Loading Libraries:

knitr::opts_chunk$set(fig.align = "center", out.width = "80%", message = FALSE, 
                      warning = FALSE, cache = TRUE)
library(openintro)
library(tidyverse)
library(ggridges)
library(nycflights13)

Global Theme Set Up:

my_theme <- theme(
  plot.title = element_text(size = rel(1.8), hjust = 0.5),
  axis.title = element_text(size = rel(1.5), hjust = 0.5,
                            margin = margin(15,15,15,15)),
  axis.title.x = element_text(margin = margin(10,5,5,5)),
  axis.title.y = element_text(margin = margin(5,10,5,5)),
  axis.text = element_text(size = rel(1.1)))

Part I: Data Visualization and Exploration Tasks with GPA Data Set


1. By doing your own research, give the precise meaning of each variable.


Answer: GPA (Grade Point Average) represents a numerical summary of a student’s academic performance. Studyweek indicates the number of hours a student studies at night per week, while sleepnight refers to the number of hours they sleep each night. Out represents the number of nights a student goes out per week. Lastly, ‘gender’ specifies whether the student is male or female.

2. Visualize the relationship between studyweek and gpa.
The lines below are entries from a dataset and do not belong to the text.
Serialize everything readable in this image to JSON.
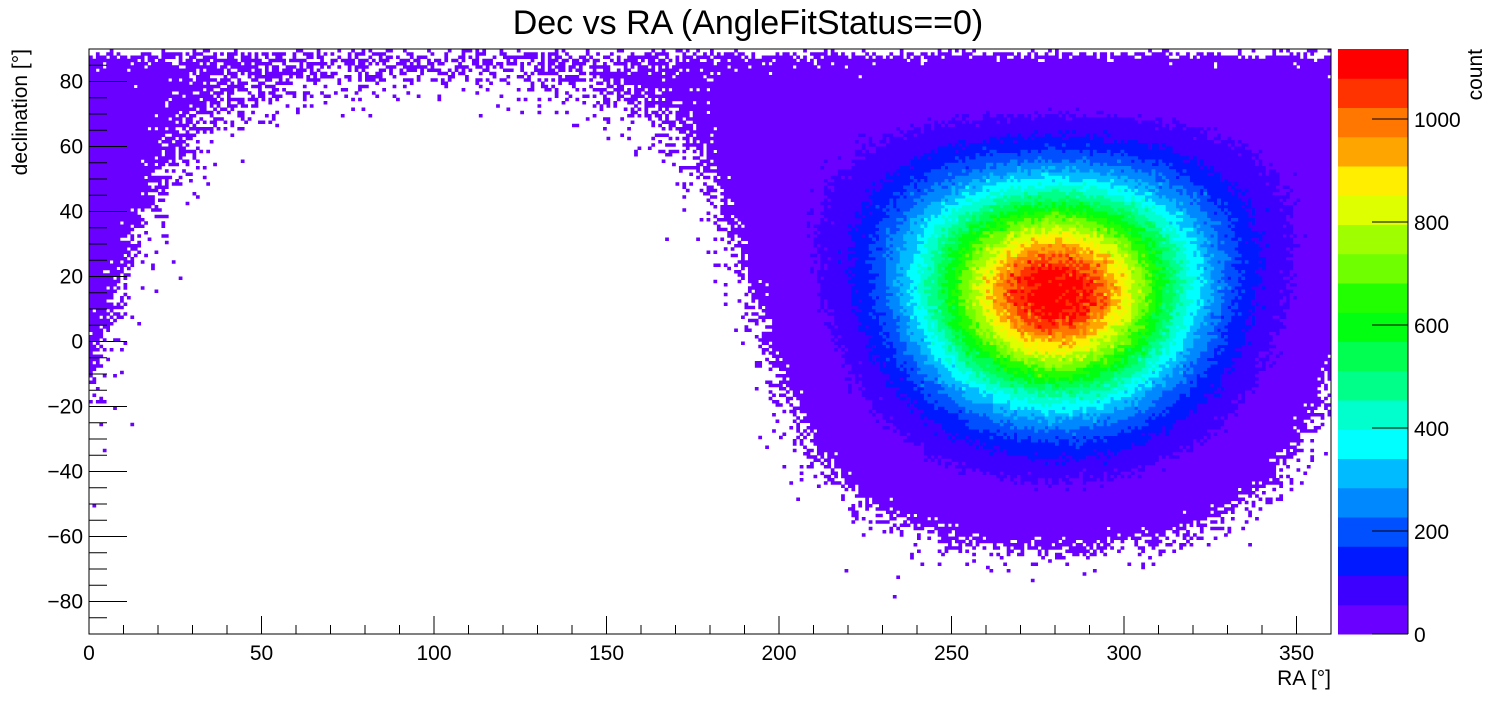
{
  "chart_data": {
    "type": "heatmap",
    "title": "Dec vs RA (AngleFitStatus==0)",
    "xlabel": "RA [°]",
    "ylabel": "declination [°]",
    "zlabel": "count",
    "xlim": [
      0,
      360
    ],
    "ylim": [
      -90,
      90
    ],
    "zlim": [
      0,
      1136
    ],
    "bin_size_deg": {
      "ra": 1,
      "dec": 1
    },
    "xticks": [
      0,
      50,
      100,
      150,
      200,
      250,
      300,
      350
    ],
    "yticks": [
      -80,
      -60,
      -40,
      -20,
      0,
      20,
      40,
      60,
      80
    ],
    "zticks": [
      0,
      200,
      400,
      600,
      800,
      1000
    ],
    "grid": false,
    "distribution": {
      "description": "counts per 1x1 deg bin, peaked around the source position; falls off with angular distance on the sky",
      "peak_ra": 280,
      "peak_dec": 18,
      "peak_count": 1130,
      "core_sigma_deg": 25,
      "core_amplitude": 1050,
      "halo_sigma_deg": 38,
      "halo_amplitude": 80,
      "edge_cutoff_deg": 76
    },
    "palette": [
      "#6a00ff",
      "#3d00ff",
      "#0019ff",
      "#0050ff",
      "#0088ff",
      "#00bbff",
      "#00ffff",
      "#00ffcc",
      "#00ff88",
      "#00ff50",
      "#00ff11",
      "#22ff00",
      "#6fff00",
      "#9fff00",
      "#ddff00",
      "#ffee00",
      "#ffa500",
      "#ff7700",
      "#ff3300",
      "#ff0000"
    ]
  }
}
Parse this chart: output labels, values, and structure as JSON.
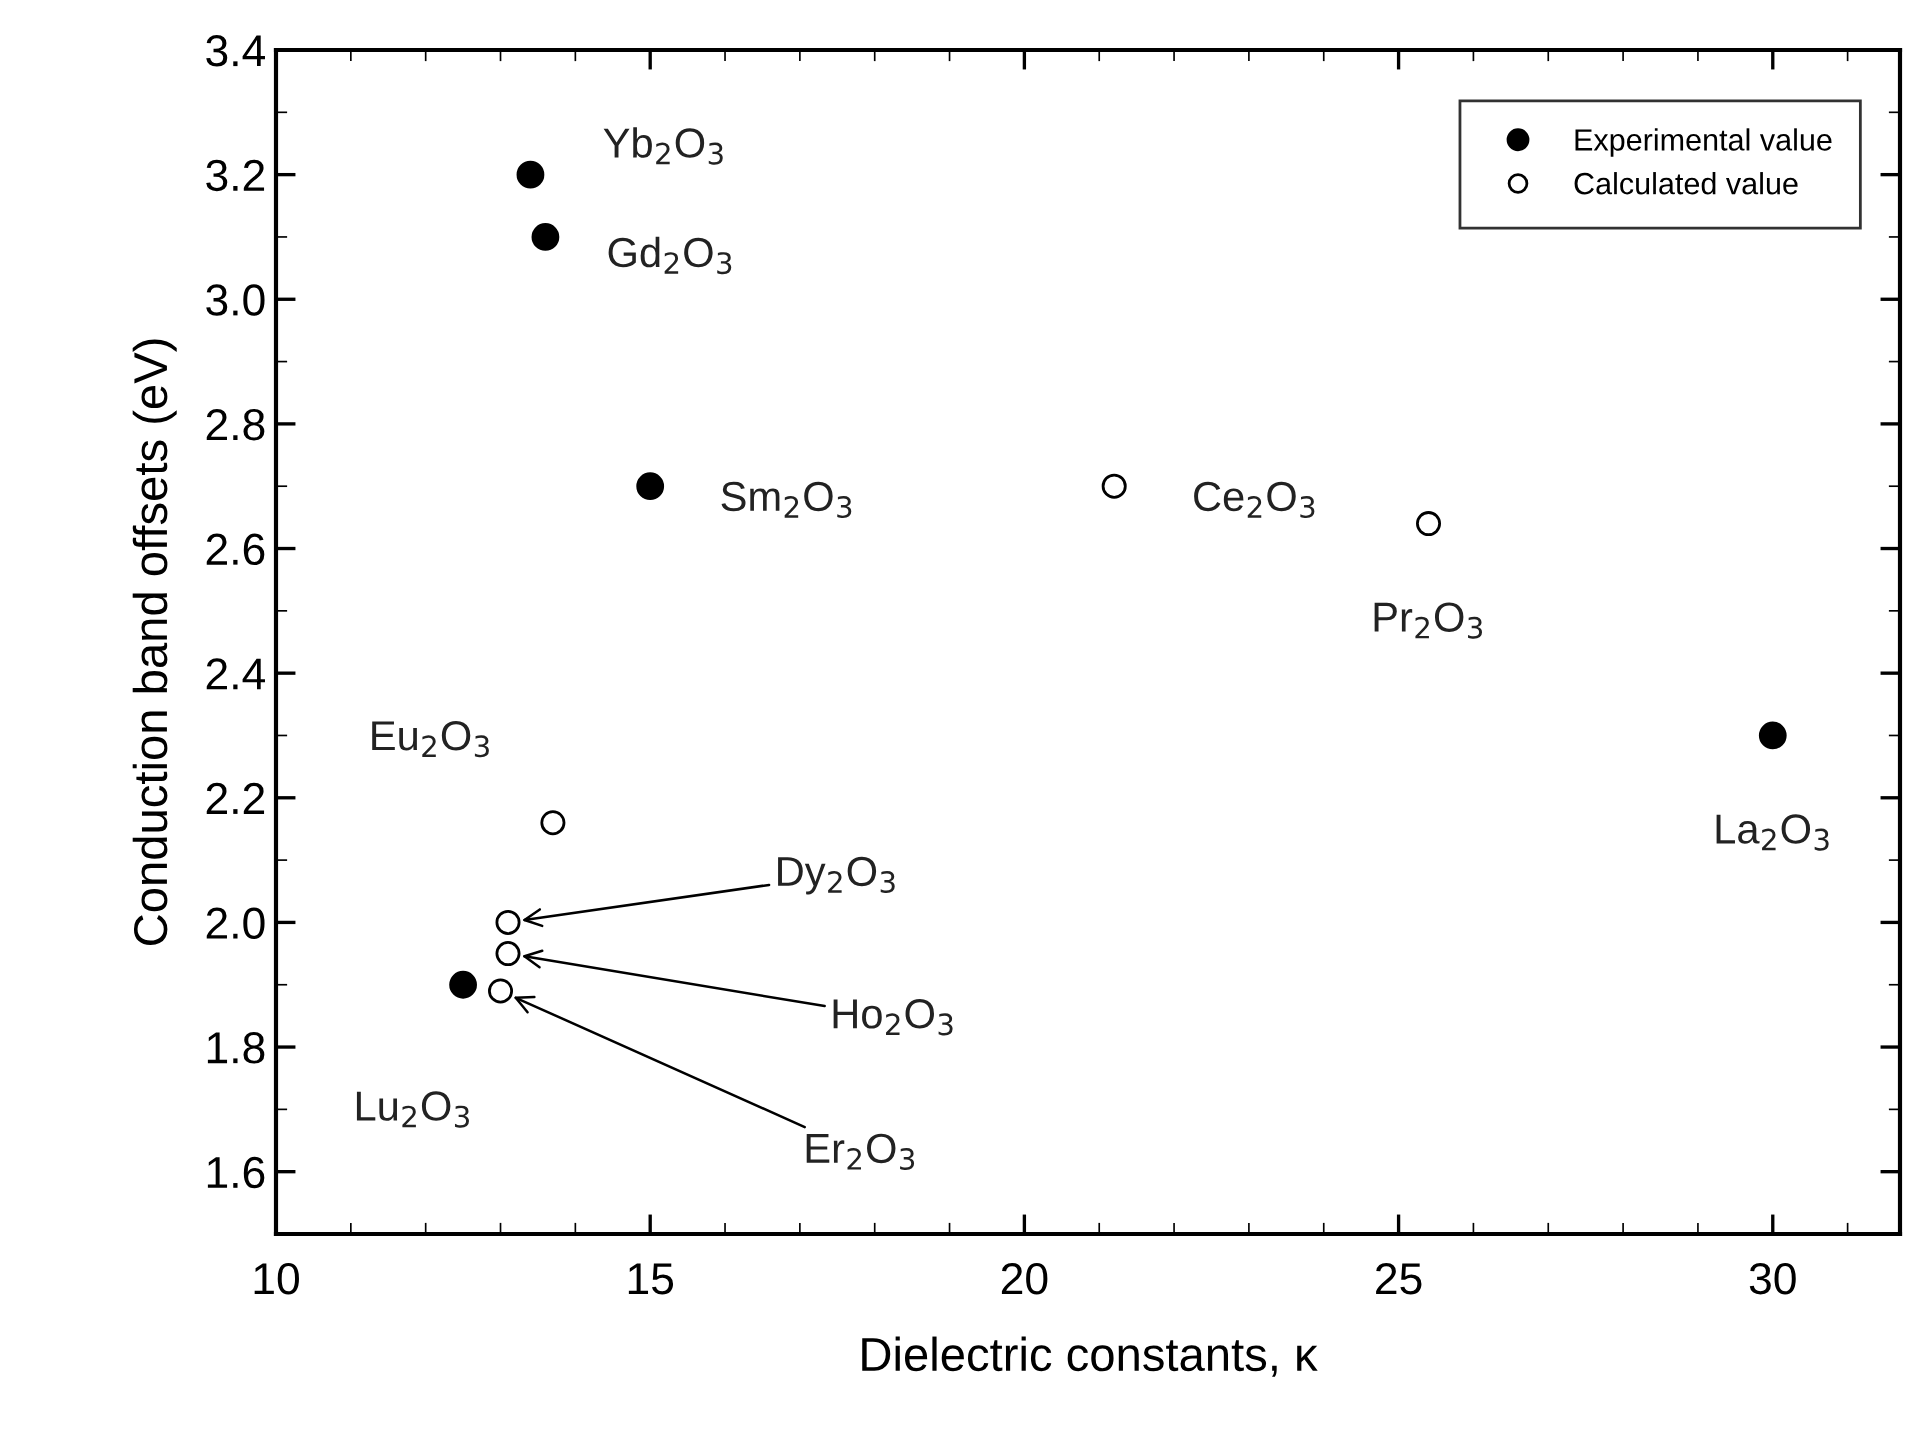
{
  "chart_data": {
    "type": "scatter",
    "xlabel": "Dielectric constants, κ",
    "ylabel": "Conduction band offsets (eV)",
    "series": [
      {
        "name": "Experimental value",
        "color": "#000000",
        "x": [
          13.4,
          13.6,
          15.0,
          30.0,
          12.5
        ],
        "values": [
          3.2,
          3.1,
          2.7,
          2.3,
          1.9
        ]
      },
      {
        "name": "Calculated value",
        "color": "#ffffff",
        "x": [
          21.2,
          25.4,
          13.7,
          13.1,
          13.1,
          13.0
        ],
        "values": [
          2.7,
          2.64,
          2.16,
          2.0,
          1.95,
          1.89
        ]
      }
    ],
    "annotations": [
      {
        "text": "Yb$_{2}$O$_{3}$",
        "x": 13.4,
        "y": 3.2
      },
      {
        "text": "Gd$_{2}$O$_{3}$",
        "x": 13.6,
        "y": 3.1
      },
      {
        "text": "Sm$_{2}$O$_{3}$",
        "x": 15.0,
        "y": 2.7
      },
      {
        "text": "Ce$_{2}$O$_{3}$",
        "x": 21.2,
        "y": 2.7
      },
      {
        "text": "Pr$_{2}$O$_{3}$",
        "x": 25.4,
        "y": 2.64
      },
      {
        "text": "La$_{2}$O$_{3}$",
        "x": 30.0,
        "y": 2.3
      },
      {
        "text": "Eu$_{2}$O$_{3}$",
        "x": 13.7,
        "y": 2.16
      },
      {
        "text": "Dy$_{2}$O$_{3}$",
        "x": 13.1,
        "y": 2.0
      },
      {
        "text": "Ho$_{2}$O$_{3}$",
        "x": 13.1,
        "y": 1.95
      },
      {
        "text": "Er$_{2}$O$_{3}$",
        "x": 13.0,
        "y": 1.89
      },
      {
        "text": "Lu$_{2}$O$_{3}$",
        "x": 12.5,
        "y": 1.9
      }
    ],
    "xlim": [
      10,
      31.7
    ],
    "ylim": [
      1.5,
      3.4
    ],
    "xticks": [
      10,
      15,
      20,
      25,
      30
    ],
    "yticks": [
      1.6,
      1.8,
      {
        "value": 2,
        "label": "2.0"
      },
      2.2,
      2.4,
      2.6,
      2.8,
      {
        "value": 3,
        "label": "3.0"
      },
      3.2,
      3.4
    ],
    "marker": "circle",
    "legend": "top right",
    "grid": false
  }
}
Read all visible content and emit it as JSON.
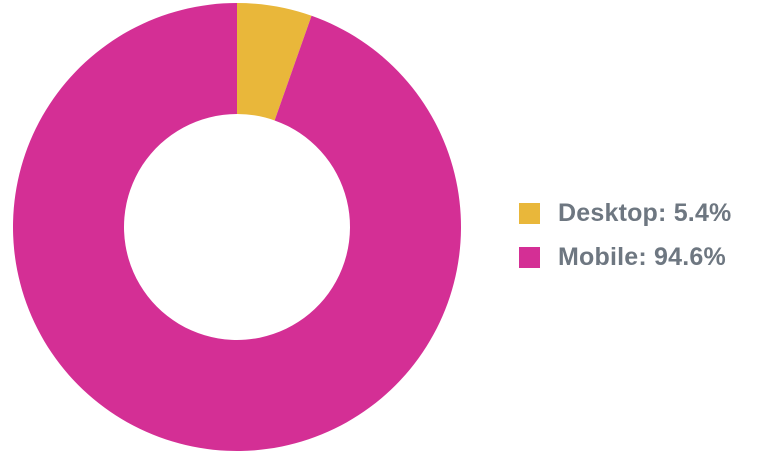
{
  "chart_data": {
    "type": "pie",
    "donut": true,
    "title": "",
    "slices": [
      {
        "label": "Desktop",
        "value": 5.4,
        "legend_text": "Desktop: 5.4%",
        "color": "#e9b73a"
      },
      {
        "label": "Mobile",
        "value": 94.6,
        "legend_text": "Mobile: 94.6%",
        "color": "#d42f95"
      }
    ],
    "legend_placement": "right",
    "start_angle": "top, clockwise"
  },
  "colors": {
    "background": "#ffffff",
    "legend_text": "#6e7781"
  }
}
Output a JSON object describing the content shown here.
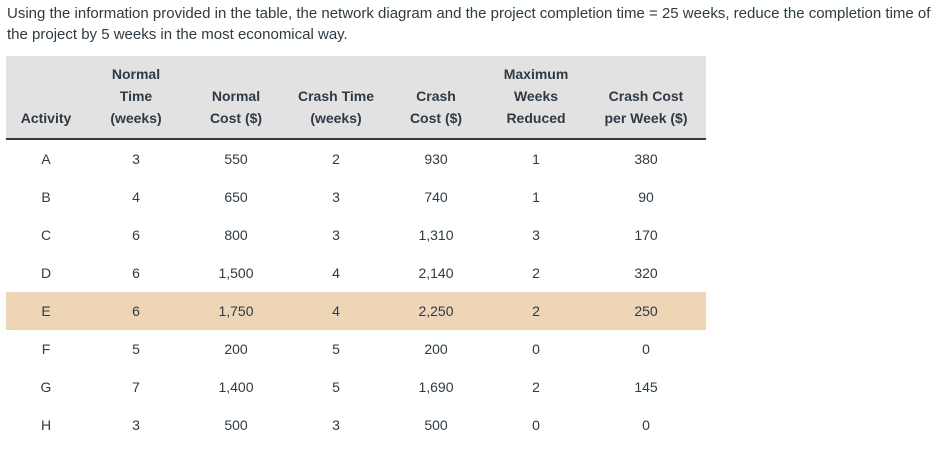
{
  "question": {
    "text": "Using the information provided in the table, the network diagram and the project completion time = 25 weeks, reduce the completion time of the project by 5 weeks in the most economical way."
  },
  "table": {
    "headers": [
      {
        "lines": [
          "Activity"
        ]
      },
      {
        "lines": [
          "Normal",
          "Time",
          "(weeks)"
        ]
      },
      {
        "lines": [
          "Normal",
          "Cost ($)"
        ]
      },
      {
        "lines": [
          "Crash Time",
          "(weeks)"
        ]
      },
      {
        "lines": [
          "Crash",
          "Cost ($)"
        ]
      },
      {
        "lines": [
          "Maximum",
          "Weeks",
          "Reduced"
        ]
      },
      {
        "lines": [
          "Crash Cost",
          "per Week ($)"
        ]
      }
    ],
    "highlight_color": "#eed5b6",
    "header_bg": "#e2e2e2",
    "rows": [
      {
        "activity": "A",
        "normal_time": "3",
        "normal_cost": "550",
        "crash_time": "2",
        "crash_cost": "930",
        "max_reduced": "1",
        "cost_per_week": "380",
        "highlighted": false
      },
      {
        "activity": "B",
        "normal_time": "4",
        "normal_cost": "650",
        "crash_time": "3",
        "crash_cost": "740",
        "max_reduced": "1",
        "cost_per_week": "90",
        "highlighted": false
      },
      {
        "activity": "C",
        "normal_time": "6",
        "normal_cost": "800",
        "crash_time": "3",
        "crash_cost": "1,310",
        "max_reduced": "3",
        "cost_per_week": "170",
        "highlighted": false
      },
      {
        "activity": "D",
        "normal_time": "6",
        "normal_cost": "1,500",
        "crash_time": "4",
        "crash_cost": "2,140",
        "max_reduced": "2",
        "cost_per_week": "320",
        "highlighted": false
      },
      {
        "activity": "E",
        "normal_time": "6",
        "normal_cost": "1,750",
        "crash_time": "4",
        "crash_cost": "2,250",
        "max_reduced": "2",
        "cost_per_week": "250",
        "highlighted": true
      },
      {
        "activity": "F",
        "normal_time": "5",
        "normal_cost": "200",
        "crash_time": "5",
        "crash_cost": "200",
        "max_reduced": "0",
        "cost_per_week": "0",
        "highlighted": false
      },
      {
        "activity": "G",
        "normal_time": "7",
        "normal_cost": "1,400",
        "crash_time": "5",
        "crash_cost": "1,690",
        "max_reduced": "2",
        "cost_per_week": "145",
        "highlighted": false
      },
      {
        "activity": "H",
        "normal_time": "3",
        "normal_cost": "500",
        "crash_time": "3",
        "crash_cost": "500",
        "max_reduced": "0",
        "cost_per_week": "0",
        "highlighted": false
      }
    ]
  }
}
What does your graph indicate?


Code:

ggplot(data = gpa, mapping = aes(x = studyweek, y = gpa)) +
  geom_point(size = rel(1.2)) +
  geom_smooth(linewidth = 1.2, color = "skyblue3", linetype = "dashed") +
  labs(title = "The Relation Between GPA and Study Hours",
       x = "Study hours per week",
       y = "Gpa") +
  ylim(2.5, 5) +
  theme(plot.title = element_text(color = "blue4"),
        axis.title = element_text(color = "purple4")) +
  my_theme

Answer: The data points appear widely scattered, suggesting no strong correlation between study hours and GPA. While some students with fewer study hours achieve high GPAs, others who study more still have varied GPA outcomes. The distribution indicates that other factors beyond study hours may significantly influence GPA.

3. Visualize the relationship between out and gpa. What does your graph indicate?


Code:

ggplot(data = gpa, mapping = aes(x = out, y = gpa)) +
  geom_point(size = rel(1.2)) +
  geom_smooth(linewidth = 1.2, color = "skyblue3", linetype = "dashed") +
  labs(title = "The Relation Between GPA and Happy Nights",
       x = "Going-out nights (per week)",
       y = "Gpa") +
  theme(plot.title = element_text(color = "blue4"),
        axis.title = element_text(color = "purple4")) +
  my_theme

Answer: The data points are widely dispersed in the plot, indicating no strong correlation between going-out frequency and GPA. The plot shows that students with high GPAs are found across all levels of social activity, suggesting that moderate socializing does not necessarily harm academic performance. However, individual variations imply that other factors may contribute to GPA outcomes.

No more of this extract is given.